All of these changes helped to steer the company in a much healthier direction and by early 2020, when Toni became CEO, things were looking up. As a result, he began his new post in positive mood.
“The first two months of 2020 were very positive. Growth was at around 10% but in March and virtually overnight, most of our stores were forced to close down. To begin with, in the second half of the month, online sales were severely affected too.”
A slight uptick in e-commerce followed but by the end of the June, revenue was still down 70%, a troubling figure.
“We were hit extremely hard,” Toni explains, “but actually, I had no time to be worried. It was just like, from one day to the other we close all the stores and now what? You know, everywhere around, people were worried about such major things, about life, about their families. We wanted Mango to get through the crisis, but it helps to put things in perspective.”
Toni found that during this time, leadership became less about strategy and much more about support and motivation, as co-workers often faced personal difficulties, even tragedies.
“It was a time for a lot of talking, on Zoom, however. A lot of encouragement,” he says. “This was the most important thing. As a leader, you are always dealing with people.”
Of course, Mango was not alone in struggling in the face of COVID. Fashion in general was devastated by the pandemic, with global production down 37.4% in the first half of 2020 and sales reduced by 43.5% in the same period. The dramatic changes in lifestyle wrought by the arrival of national lockdowns meant that demand for new clothing and accessories fell off a cliff. Due, however, to many of the measures implemented during Toni’s time at the company, Mango was able to bounce back more quickly than some competitors.
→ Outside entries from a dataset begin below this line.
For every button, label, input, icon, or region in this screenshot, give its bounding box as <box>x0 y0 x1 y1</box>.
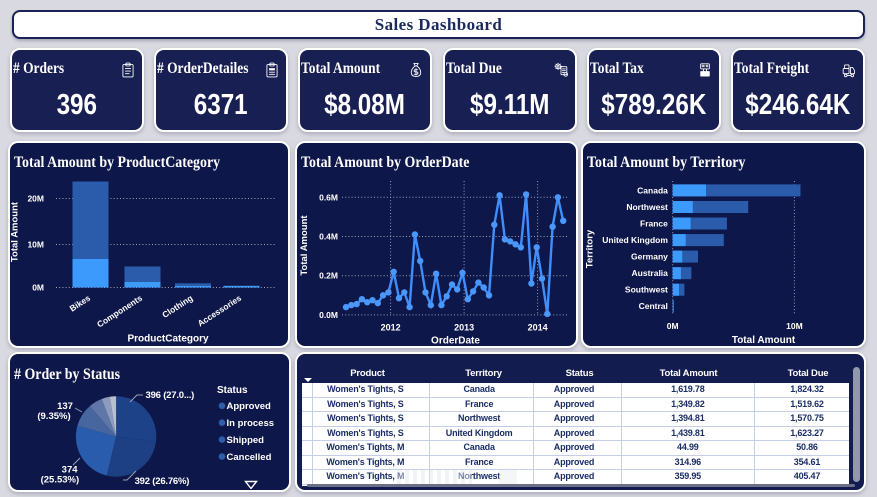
svg-text:0M: 0M <box>32 283 44 293</box>
svg-text:(25.53%): (25.53%) <box>41 475 80 486</box>
svg-text:France: France <box>640 219 668 229</box>
svg-text:Approved: Approved <box>227 401 272 412</box>
svg-text:Accessories: Accessories <box>196 293 244 329</box>
svg-text:Components: Components <box>95 293 144 330</box>
svg-text:374: 374 <box>62 465 79 476</box>
svg-text:Canada: Canada <box>637 185 668 195</box>
svg-text:392 (26.76%): 392 (26.76%) <box>135 476 190 487</box>
svg-text:Central: Central <box>639 301 668 311</box>
svg-text:2013: 2013 <box>454 323 474 333</box>
svg-text:0.0M: 0.0M <box>319 310 338 320</box>
svg-text:(9.35%): (9.35%) <box>37 411 70 422</box>
svg-text:Germany: Germany <box>631 252 668 262</box>
svg-text:2014: 2014 <box>527 323 547 333</box>
svg-text:0.6M: 0.6M <box>319 192 338 202</box>
svg-text:Clothing: Clothing <box>160 293 194 320</box>
svg-text:10M: 10M <box>27 240 44 250</box>
svg-text:Total Amount: Total Amount <box>299 215 310 276</box>
svg-text:Total Amount: Total Amount <box>732 335 796 345</box>
svg-text:Total Amount: Total Amount <box>10 201 21 262</box>
svg-text:TAX: TAX <box>701 71 709 76</box>
svg-text:In process: In process <box>227 418 275 429</box>
svg-text:OrderDate: OrderDate <box>431 336 480 346</box>
svg-text:2012: 2012 <box>380 323 400 333</box>
svg-text:0.2M: 0.2M <box>319 271 338 281</box>
svg-text:0M: 0M <box>667 321 679 331</box>
svg-text:0.4M: 0.4M <box>319 232 338 242</box>
svg-text:Shipped: Shipped <box>227 435 265 446</box>
svg-text:Bikes: Bikes <box>68 293 93 314</box>
svg-text:10M: 10M <box>786 321 803 331</box>
svg-text:Status: Status <box>217 385 248 396</box>
svg-text:Southwest: Southwest <box>625 285 668 295</box>
svg-text:ProductCategory: ProductCategory <box>127 334 209 345</box>
svg-text:United Kingdom: United Kingdom <box>602 235 668 245</box>
svg-text:Territory: Territory <box>585 229 596 268</box>
svg-text:Northwest: Northwest <box>626 202 668 212</box>
svg-text:137: 137 <box>57 401 73 412</box>
svg-text:20M: 20M <box>27 194 44 204</box>
svg-text:Australia: Australia <box>632 268 669 278</box>
svg-text:396 (27.0...): 396 (27.0...) <box>146 390 195 401</box>
svg-text:Cancelled: Cancelled <box>227 452 272 463</box>
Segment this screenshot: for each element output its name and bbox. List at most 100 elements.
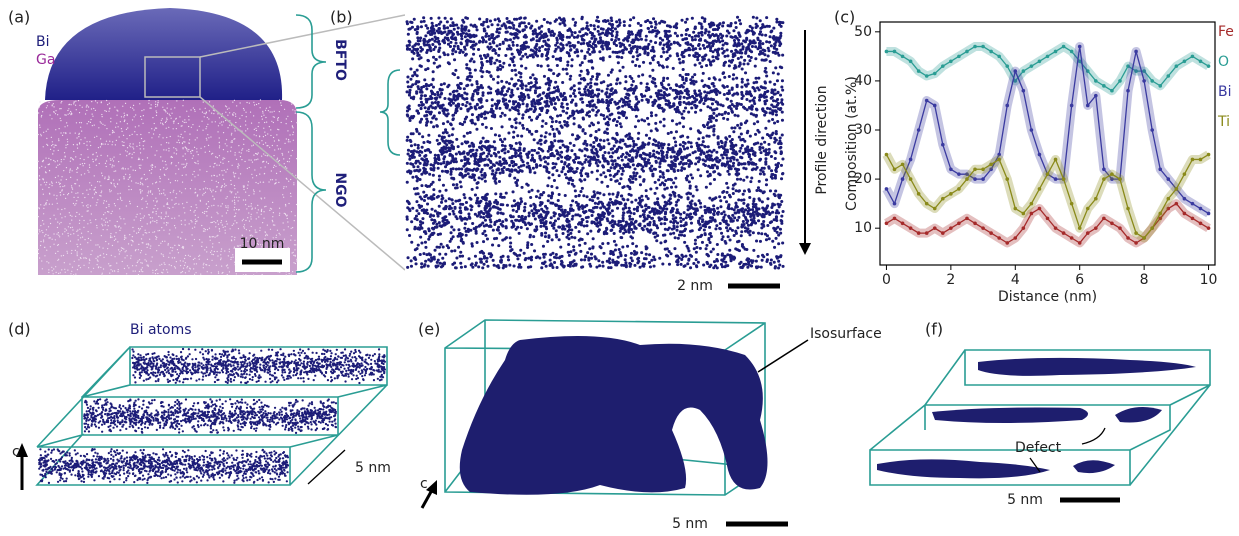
x-tick-label: 6 [1075,272,1084,288]
data-point [1102,217,1106,221]
data-point [957,187,961,191]
data-point [941,64,945,68]
data-point [1158,84,1162,88]
scale-label: 2 nm [677,278,713,294]
data-point [1207,153,1211,157]
data-point [1199,59,1203,63]
data-point [1094,226,1098,230]
data-point [885,221,889,225]
data-point [989,50,993,54]
isosurface [877,459,1050,478]
data-point [957,221,961,225]
x-tick-label: 4 [1011,272,1020,288]
data-point [1207,212,1211,216]
data-point [957,172,961,176]
data-point [1191,202,1195,206]
data-point [1158,212,1162,216]
data-point [1005,64,1009,68]
data-point [1086,231,1090,235]
data-point [1183,59,1187,63]
data-point [1030,64,1034,68]
data-point [1038,59,1042,63]
data-point [917,128,921,132]
legend-entry: Fe [1218,24,1234,40]
data-point [997,158,1001,162]
scale-label: 10 nm [240,236,285,252]
data-point [957,55,961,59]
axis-label: c [12,444,20,460]
data-point [941,231,945,235]
data-point [885,50,889,54]
data-point [925,99,929,103]
data-point [981,167,985,171]
data-point [1062,177,1066,181]
panel-title: Bi atoms [130,322,192,338]
data-point [909,59,913,63]
arrow-head [799,243,811,255]
data-point [893,217,897,221]
data-point [1086,207,1090,211]
data-point [1191,55,1195,59]
data-point [901,163,905,167]
scale-label: 5 nm [355,460,391,476]
data-point [1175,64,1179,68]
data-point [909,158,913,162]
data-point [1199,207,1203,211]
page: (a) Bi Ga 10 nm BFTO NGO (b) Profile dir… [0,0,1239,536]
data-point [1126,207,1130,211]
data-point [949,226,953,230]
data-point [1183,212,1187,216]
data-point [1134,50,1138,54]
callout: Isosurface [810,326,882,342]
isosurface [978,358,1196,376]
x-tick-label: 0 [882,272,891,288]
data-point [1005,177,1009,181]
data-point [901,177,905,181]
isosurface [1115,407,1162,423]
data-point [1054,177,1058,181]
x-tick-label: 10 [1200,272,1218,288]
y-axis-label: Composition (at.%) [844,76,860,211]
x-tick-label: 8 [1140,272,1149,288]
data-point [1191,158,1195,162]
data-point [1110,172,1114,176]
panel-label: (e) [418,320,440,339]
data-point [965,217,969,221]
data-point [1070,202,1074,206]
data-point [1046,172,1050,176]
data-point [885,153,889,157]
data-point [1207,226,1211,230]
data-point [1110,89,1114,93]
data-point [909,177,913,181]
data-point [933,104,937,108]
data-point [1207,64,1211,68]
legend-bi: Bi [36,34,50,50]
isosurface [460,336,768,495]
data-point [1094,197,1098,201]
panel-label: (a) [8,8,30,27]
data-point [1199,221,1203,225]
data-point [1054,50,1058,54]
data-point [1102,177,1106,181]
data-point [925,202,929,206]
data-point [965,50,969,54]
data-point [925,74,929,78]
data-point [1005,104,1009,108]
atom-cloud [39,349,385,483]
data-point [1166,177,1170,181]
data-point [1062,231,1066,235]
data-point [997,55,1001,59]
data-point [1054,226,1058,230]
data-point [901,221,905,225]
panel-label: (c) [834,8,855,27]
data-point [1166,74,1170,78]
legend-entry: Bi [1218,84,1232,100]
region-label: BFTO [332,39,348,81]
legend-entry: O [1218,54,1229,70]
data-point [981,177,985,181]
data-point [1110,221,1114,225]
data-point [989,231,993,235]
data-point [1070,50,1074,54]
legend-ga: Ga [36,52,55,68]
data-point [1038,207,1042,211]
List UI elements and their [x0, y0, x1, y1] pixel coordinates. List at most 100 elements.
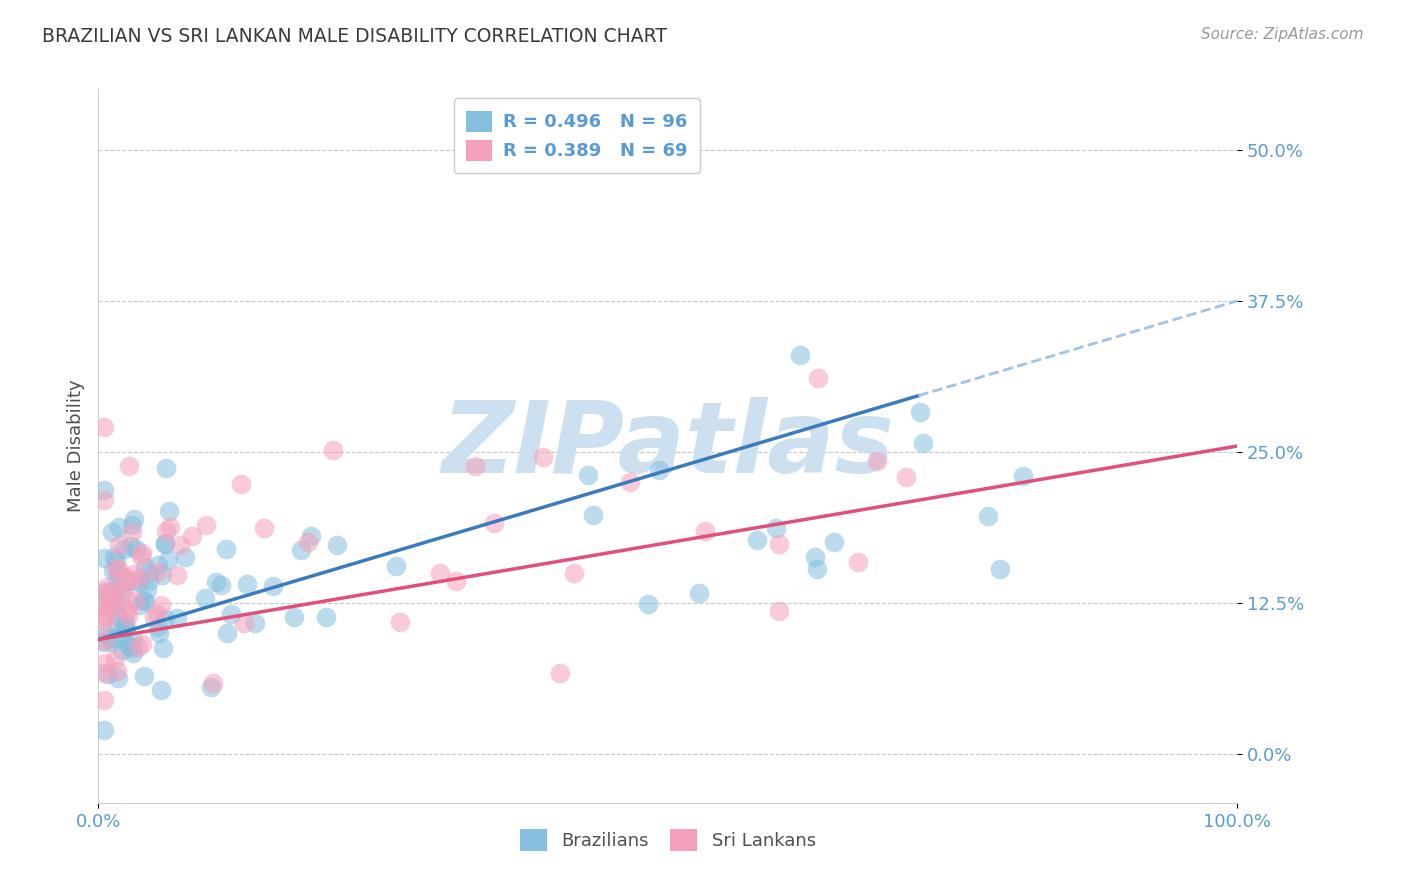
Point — [107, 566, 129, 581]
Point — [148, 558, 170, 572]
Point — [93, 420, 115, 434]
Point — [107, 608, 129, 623]
Point — [117, 638, 139, 652]
Point — [155, 460, 177, 475]
Point — [211, 578, 233, 592]
Point — [908, 405, 931, 419]
Point — [128, 599, 150, 613]
Point — [806, 562, 828, 576]
Point — [823, 535, 845, 549]
Point — [134, 594, 156, 608]
Point — [866, 454, 889, 468]
Point — [157, 552, 180, 566]
Point — [235, 576, 257, 591]
Point — [115, 621, 138, 635]
Point — [576, 468, 599, 483]
Point — [807, 371, 830, 385]
Point — [145, 607, 167, 621]
Point — [299, 529, 322, 543]
Point — [325, 538, 347, 552]
Point — [105, 622, 128, 636]
Point — [233, 615, 256, 630]
Point — [444, 574, 467, 588]
Point — [107, 563, 129, 577]
Point — [100, 591, 122, 606]
Point — [114, 615, 136, 629]
Point — [118, 459, 141, 474]
Point — [562, 566, 585, 580]
Point — [384, 559, 406, 574]
Point — [166, 568, 188, 582]
Point — [789, 348, 811, 362]
Point — [131, 545, 153, 559]
Point — [105, 631, 128, 645]
Point — [548, 665, 571, 680]
Point — [245, 615, 267, 630]
Point — [194, 591, 217, 605]
Point — [93, 483, 115, 497]
Point — [217, 625, 239, 640]
Point — [229, 477, 252, 491]
Point — [169, 538, 191, 552]
Point — [252, 521, 274, 535]
Point — [322, 442, 344, 457]
Point — [131, 637, 153, 651]
Point — [108, 520, 131, 534]
Point — [112, 621, 135, 635]
Point — [138, 574, 160, 589]
Point — [648, 463, 671, 477]
Point — [103, 549, 125, 564]
Point — [100, 630, 122, 644]
Point — [768, 604, 790, 618]
Point — [173, 550, 195, 565]
Point — [108, 582, 131, 597]
Point — [104, 652, 127, 666]
Point — [101, 564, 124, 578]
Point — [96, 580, 118, 594]
Point — [128, 571, 150, 585]
Point — [94, 584, 117, 599]
Point — [124, 511, 146, 525]
Point — [768, 537, 790, 551]
Point — [619, 475, 641, 489]
Point — [93, 608, 115, 623]
Point — [112, 541, 135, 556]
Point — [132, 669, 155, 683]
Point — [153, 535, 176, 549]
Point — [911, 436, 934, 450]
Point — [105, 664, 128, 678]
Point — [93, 626, 115, 640]
Point — [104, 561, 127, 575]
Point — [105, 596, 128, 610]
Point — [93, 551, 115, 566]
Point — [93, 723, 115, 738]
Point — [98, 597, 121, 611]
Point — [93, 634, 115, 648]
Point — [93, 599, 115, 613]
Point — [93, 634, 115, 648]
Point — [205, 575, 228, 590]
Point — [121, 539, 143, 553]
Y-axis label: Male Disability: Male Disability — [66, 380, 84, 512]
Point — [157, 504, 180, 518]
Point — [97, 667, 120, 681]
Point — [112, 601, 135, 615]
Point — [100, 635, 122, 649]
Point — [429, 566, 451, 580]
Point — [464, 458, 486, 473]
Point — [96, 608, 118, 623]
Point — [150, 682, 173, 697]
Point — [100, 524, 122, 539]
Point — [107, 671, 129, 685]
Point — [688, 586, 710, 600]
Point — [200, 680, 222, 694]
Point — [155, 612, 177, 626]
Point — [159, 519, 181, 533]
Point — [93, 493, 115, 508]
Point — [152, 641, 174, 656]
Point — [128, 574, 150, 589]
Legend: Brazilians, Sri Lankans: Brazilians, Sri Lankans — [512, 822, 824, 858]
Point — [988, 562, 1011, 576]
Point — [149, 598, 172, 612]
Point — [150, 567, 173, 582]
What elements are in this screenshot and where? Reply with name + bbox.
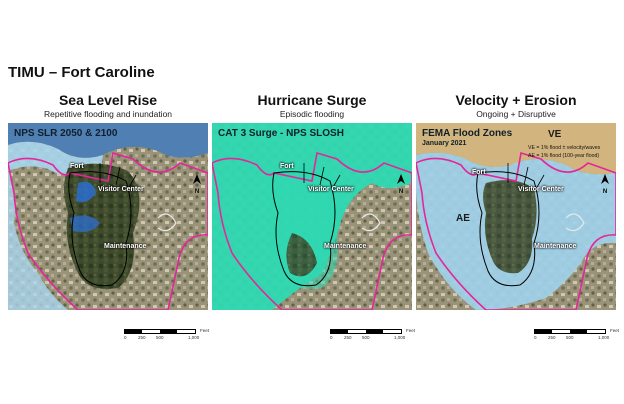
slr-2050-zone [70, 215, 100, 232]
zone-label-ae: AE [456, 213, 470, 224]
scale-tick: 0 [124, 335, 127, 340]
park-boundary [416, 151, 616, 310]
panel-subtitle: Repetitive flooding and inundation [43, 109, 173, 119]
scale-tick: 500 [566, 335, 574, 340]
road [565, 213, 585, 232]
panel-header: Sea Level Rise Repetitive flooding and i… [8, 92, 208, 123]
scale-unit: Feet [610, 328, 620, 333]
trail-loop [272, 171, 336, 287]
forest-canopy [286, 233, 317, 277]
map-hurricane-surge[interactable]: CAT 3 Surge - NPS SLOSH Fort Visitor Cen… [212, 123, 412, 310]
map-base-imagery [212, 123, 412, 310]
scale-tick: 1,000 [394, 335, 406, 340]
north-arrow: N [192, 171, 202, 195]
place-label-maintenance: Maintenance [104, 243, 147, 250]
panel-header: Velocity + Erosion Ongoing + Disruptive [416, 92, 616, 123]
panel-title: Sea Level Rise [58, 92, 158, 108]
scale-tick: 1,000 [598, 335, 610, 340]
panel-subtitle: Ongoing + Disruptive [476, 109, 556, 119]
scale-tick: 0 [330, 335, 333, 340]
place-label-fort: Fort [280, 163, 294, 170]
river-water [8, 123, 208, 158]
scale-tick: 250 [138, 335, 146, 340]
panel-header: Hurricane Surge Episodic flooding [212, 92, 412, 123]
north-arrow: N [396, 171, 406, 195]
place-label-maintenance: Maintenance [324, 243, 367, 250]
panel-subtitle: Episodic flooding [279, 109, 345, 119]
scale-unit: Feet [200, 328, 210, 333]
scale-tick: 500 [156, 335, 164, 340]
place-label-visitor-center: Visitor Center [98, 186, 144, 193]
trail-loop [476, 171, 540, 287]
trail-loop [68, 171, 132, 287]
panel-title: Hurricane Surge [257, 92, 367, 108]
forest-canopy [483, 180, 537, 274]
place-label-fort: Fort [472, 169, 486, 176]
trail-spur [303, 163, 341, 190]
scale-bar-graphic [124, 329, 196, 334]
north-arrow-icon [601, 174, 609, 184]
scale-bar: 0 250 500 1,000 Feet [330, 328, 490, 343]
north-label: N [194, 189, 200, 195]
map-layer-title: CAT 3 Surge - NPS SLOSH [218, 128, 344, 139]
north-label: N [398, 189, 404, 195]
place-label-maintenance: Maintenance [534, 243, 577, 250]
place-label-visitor-center: Visitor Center [308, 186, 354, 193]
legend-ae: AE = 1% flood (100-year flood) [528, 153, 600, 159]
north-arrow-icon [397, 174, 405, 184]
scale-bar: 0 250 500 1,000 Feet [534, 328, 624, 343]
park-boundary [212, 151, 412, 310]
north-arrow-icon [193, 174, 201, 184]
map-layer-date: January 2021 [422, 140, 467, 147]
scale-tick: 1,000 [188, 335, 200, 340]
scale-tick: 250 [548, 335, 556, 340]
page-title: TIMU – Fort Caroline [8, 64, 155, 81]
scale-tick: 0 [534, 335, 537, 340]
legend-ve: VE = 1% flood ± velocity/waves [528, 145, 601, 151]
road [361, 213, 381, 232]
scale-tick: 500 [362, 335, 370, 340]
panel-sea-level-rise: Sea Level Rise Repetitive flooding and i… [8, 92, 208, 310]
trail-spur [507, 163, 545, 190]
scale-bar-graphic [330, 329, 402, 334]
north-arrow: N [600, 171, 610, 195]
zone-label-ve: VE [548, 129, 562, 140]
scale-unit: Feet [406, 328, 416, 333]
slr-2100-shore [8, 171, 68, 310]
map-base-imagery [8, 123, 208, 310]
north-label: N [602, 189, 608, 195]
map-sea-level-rise[interactable]: NPS SLR 2050 & 2100 Fort Visitor Center … [8, 123, 208, 310]
park-boundary [8, 151, 208, 310]
scale-tick: 250 [344, 335, 352, 340]
trail-spur [99, 163, 137, 190]
scale-bar-graphic [534, 329, 606, 334]
place-label-fort: Fort [70, 163, 84, 170]
panel-title: Velocity + Erosion [455, 92, 577, 108]
map-layer-title: FEMA Flood Zones [422, 128, 513, 139]
panel-hurricane-surge: Hurricane Surge Episodic flooding CAT 3 … [212, 92, 412, 310]
map-velocity-erosion[interactable]: FEMA Flood Zones January 2021 VE VE = 1%… [416, 123, 616, 310]
map-base-imagery [416, 123, 616, 310]
road [157, 213, 177, 232]
scale-bar: 0 250 500 1,000 Feet [124, 328, 284, 343]
panel-velocity-erosion: Velocity + Erosion Ongoing + Disruptive … [416, 92, 616, 310]
place-label-visitor-center: Visitor Center [518, 186, 564, 193]
fema-ve-zone [416, 123, 616, 175]
slr-2050-zone [76, 181, 96, 202]
map-layer-title: NPS SLR 2050 & 2100 [14, 128, 118, 139]
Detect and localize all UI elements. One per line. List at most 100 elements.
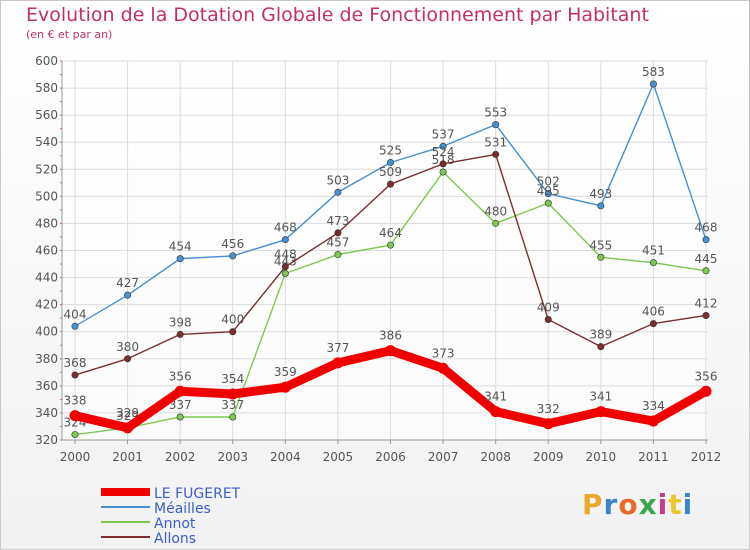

“From July last year we experienced something of a recovery,” Toni explains. “Things kept improving. In the last trimester, despite all restrictions, we were only 12% below the previous year.”
This swift progress was carried over into 2021. The company continued with its diversification strategy with the launch of Mango Home and Mango Teens. Also, the Company signed an agreement with the Intimissimi lingerie company to sell its products at mango.com.
A new focus on sustainability has been incorporated, and as Mango closes out 2021 with a healthy debt level, expectations are for 20% growth. Meanwhile, online sales are expected to reach 1 billion, or 42% of turnover. These figures make 2021 a better year for the company than 2019, a miraculous turnaround of fortunes.
“I am so lucky, to work in a multinational company that has a very good way of building things.” Toni says, happily. “This is the Mango way, and I am proud to represent it.”